STATEMENT -1 : The differential equation `(dy)/(dx) = (2xy)/(x^(2) + y^(2))` Can't be solved by the substitution x = vy.
and
STATEMENT-2 : When the differential equation is homogeneous of first order and first degree, then the substitution that solves the equation is y = vx.

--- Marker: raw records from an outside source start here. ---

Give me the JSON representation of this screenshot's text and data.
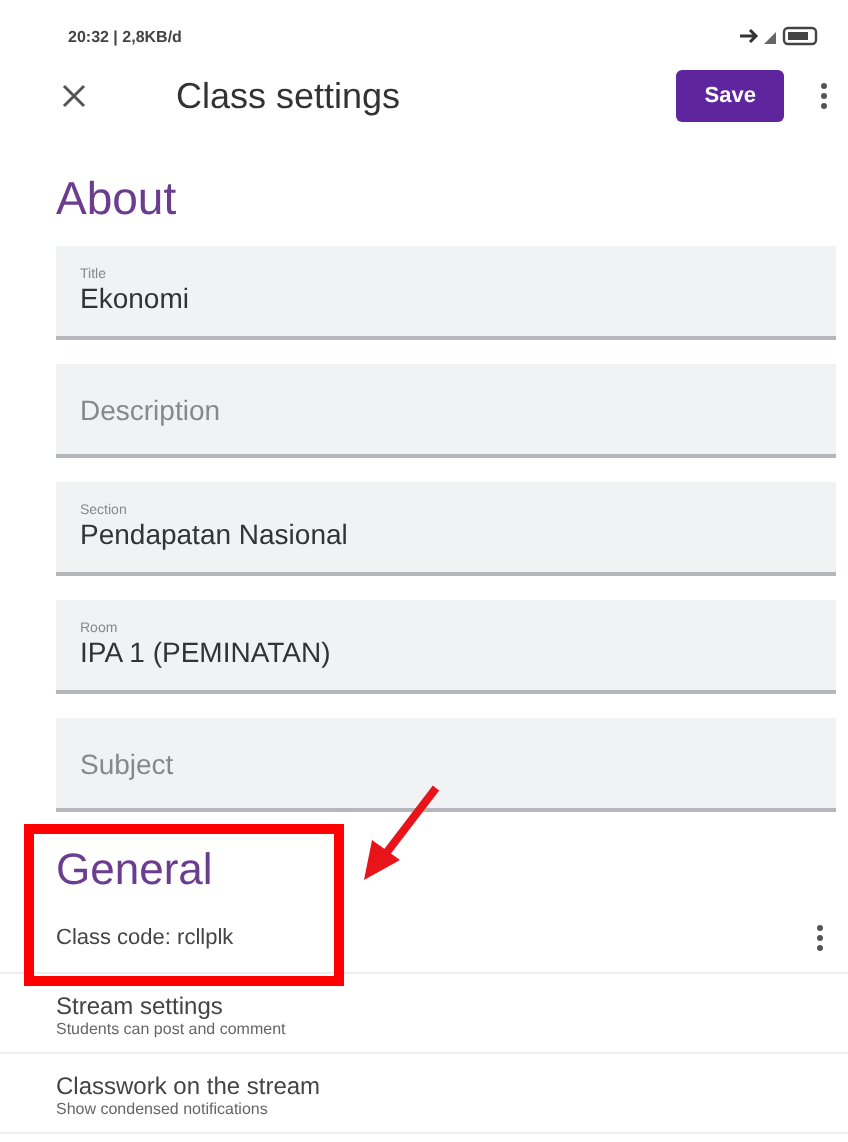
{
  "status_bar": {
    "time": "20:32 | 2,8KB/d"
  },
  "toolbar": {
    "title": "Class settings",
    "save": "Save"
  },
  "about": {
    "heading": "About",
    "fields": [
      {
        "label": "Title",
        "value": "Ekonomi"
      },
      {
        "placeholder": "Description"
      },
      {
        "label": "Section",
        "value": "Pendapatan Nasional"
      },
      {
        "label": "Room",
        "value": "IPA 1 (PEMINATAN)"
      },
      {
        "placeholder": "Subject"
      }
    ]
  },
  "general": {
    "heading": "General",
    "class_code": "Class code: rcllplk",
    "rows": [
      {
        "title": "Stream settings",
        "subtitle": "Students can post and comment"
      },
      {
        "title": "Classwork on the stream",
        "subtitle": "Show condensed notifications"
      }
    ]
  }
}
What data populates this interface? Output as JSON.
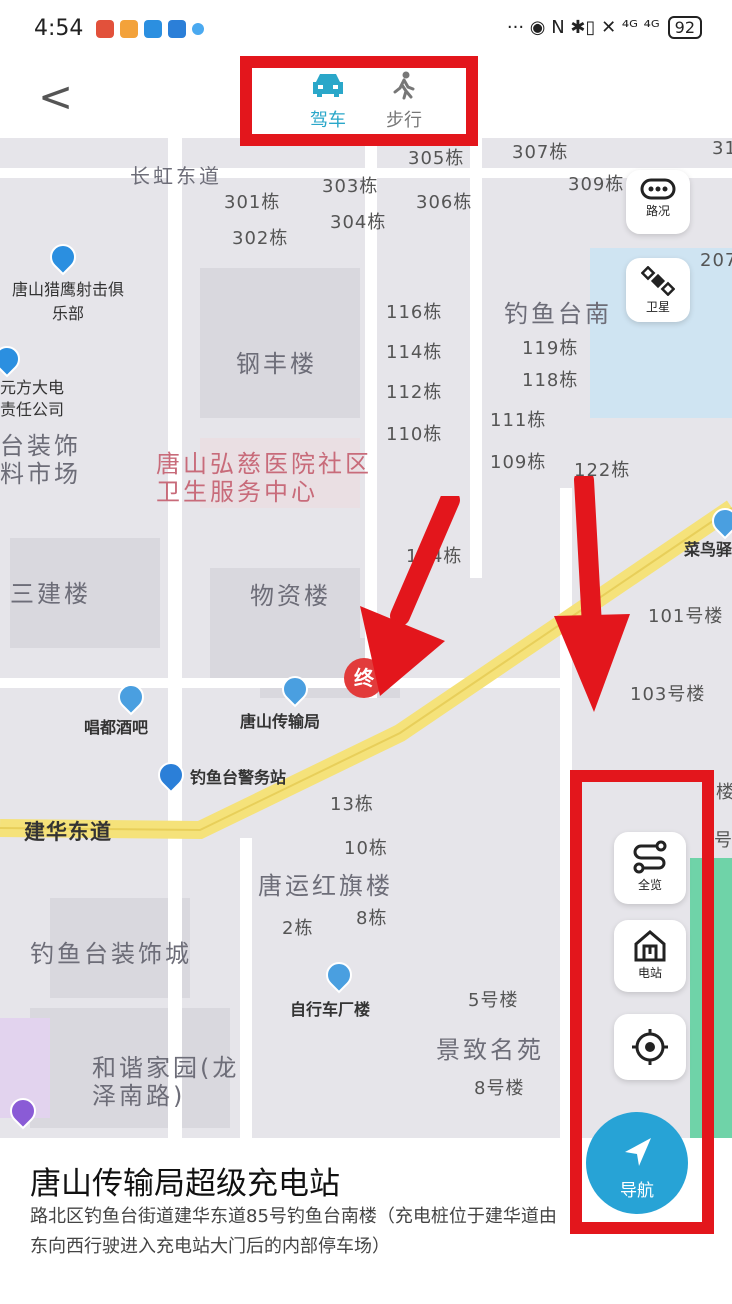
{
  "status": {
    "time": "4:54",
    "icons": "··· ◉ N ✱▯ ✕ ⁴ᴳ ⁴ᴳ",
    "battery": "92"
  },
  "header": {
    "back_label": "<",
    "modes": [
      {
        "label": "驾车",
        "icon": "car-icon",
        "active": true
      },
      {
        "label": "步行",
        "icon": "walk-icon",
        "active": false
      }
    ]
  },
  "map": {
    "labels": [
      "长虹东道",
      "305栋",
      "307栋",
      "31",
      "301栋",
      "303栋",
      "309栋",
      "306栋",
      "304栋",
      "302栋",
      "207",
      "116栋",
      "钓鱼台南",
      "114栋",
      "119栋",
      "钢丰楼",
      "112栋",
      "118栋",
      "110栋",
      "111栋",
      "109栋",
      "122栋",
      "104栋",
      "物资楼",
      "三建楼",
      "101号楼",
      "103号楼",
      "13栋",
      "10栋",
      "唐运红旗楼",
      "2栋",
      "8栋",
      "钓鱼台装饰城",
      "5号楼",
      "景致名苑",
      "8号楼",
      "建华东道",
      "台装饰",
      "料市场",
      "元方大电",
      "责任公司",
      "楼",
      "号"
    ],
    "hospital": "唐山弘慈医院社区卫生服务中心",
    "harmony": "和谐家园(龙泽南路)",
    "pois": [
      "唐山猎鹰射击俱乐部",
      "唱都酒吧",
      "唐山传输局",
      "钓鱼台警务站",
      "自行车厂楼",
      "菜鸟驿"
    ],
    "dest_marker": "终"
  },
  "controls": {
    "traffic": "路况",
    "satellite": "卫星",
    "overview": "全览",
    "station": "电站",
    "locate_icon": "locate-icon",
    "navigate": "导航"
  },
  "place": {
    "name": "唐山传输局超级充电站",
    "address": "路北区钓鱼台街道建华东道85号钓鱼台南楼（充电桩位于建华道由东向西行驶进入充电站大门后的内部停车场）"
  },
  "colors": {
    "accent": "#27a3d6",
    "highlight": "#e3161c",
    "main_road": "#f5e27a"
  }
}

To solve the given differential equation and analyze the statements, let's proceed step by step. ### Step 1: Identify the Differential Equation The given differential equation is: \[ \frac{dy}{dx} = \frac{2xy}{x^2 + y^2} \] ### Step 2: Check if the Equation is Homogeneous A differential equation is homogeneous if it can be expressed in the form \( \frac{dy}{dx} = f\left(\frac{y}{x}\right) \). To check if it's homogeneous, we can rewrite the right-hand side: \[ \frac{2xy}{x^2 + y^2} = \frac{2 \cdot \frac{y}{x} \cdot x^2}{x^2 + \left(\frac{y}{x} \cdot x\right)^2} = \frac{2v}{1 + v^2} \] where \( v = \frac{y}{x} \). Since we can express the equation in terms of \( v \), it confirms that the equation is homogeneous. ### Step 3: Use the Substitution \( y = vx \) To solve the equation, we use the substitution \( y = vx \), where \( v \) is a function of \( x \). Then, we differentiate \( y \) with respect to \( x \): \[ \frac{dy}{dx} = v + x\frac{dv}{dx} \] ### Step 4: Substitute into the Differential Equation Now, substitute \( y = vx \) and \( \frac{dy}{dx} = v + x\frac{dv}{dx} \) into the original equation: \[ v + x\frac{dv}{dx} = \frac{2x(vx)}{x^2 + (vx)^2} \] This simplifies to: \[ v + x\frac{dv}{dx} = \frac{2vx^2}{x^2(1 + v^2)} = \frac{2v}{1 + v^2} \] ### Step 5: Rearranging the Equation Rearranging gives us: \[ x\frac{dv}{dx} = \frac{2v}{1 + v^2} - v \] This can be further simplified to: \[ x\frac{dv}{dx} = \frac{2v - v(1 + v^2)}{1 + v^2} = \frac{v(1 - v^2)}{1 + v^2} \] ### Step 6: Separate Variables Now, we can separate variables: \[ \frac{1 + v^2}{v(1 - v^2)} dv = \frac{1}{x} dx \] ### Step 7: Integrate Both Sides Integrate both sides to find \( v \): \[ \int \frac{1 + v^2}{v(1 - v^2)} dv = \int \frac{1}{x} dx \] ### Step 8: Solve the Integrals The left-hand side can be solved using partial fractions, and the right-hand side integrates to \( \ln|x| + C \). ### Conclusion The substitution \( y = vx \) is valid for solving this homogeneous differential equation, contradicting Statement 1. Thus, Statement 1 is false, and Statement 2 is true.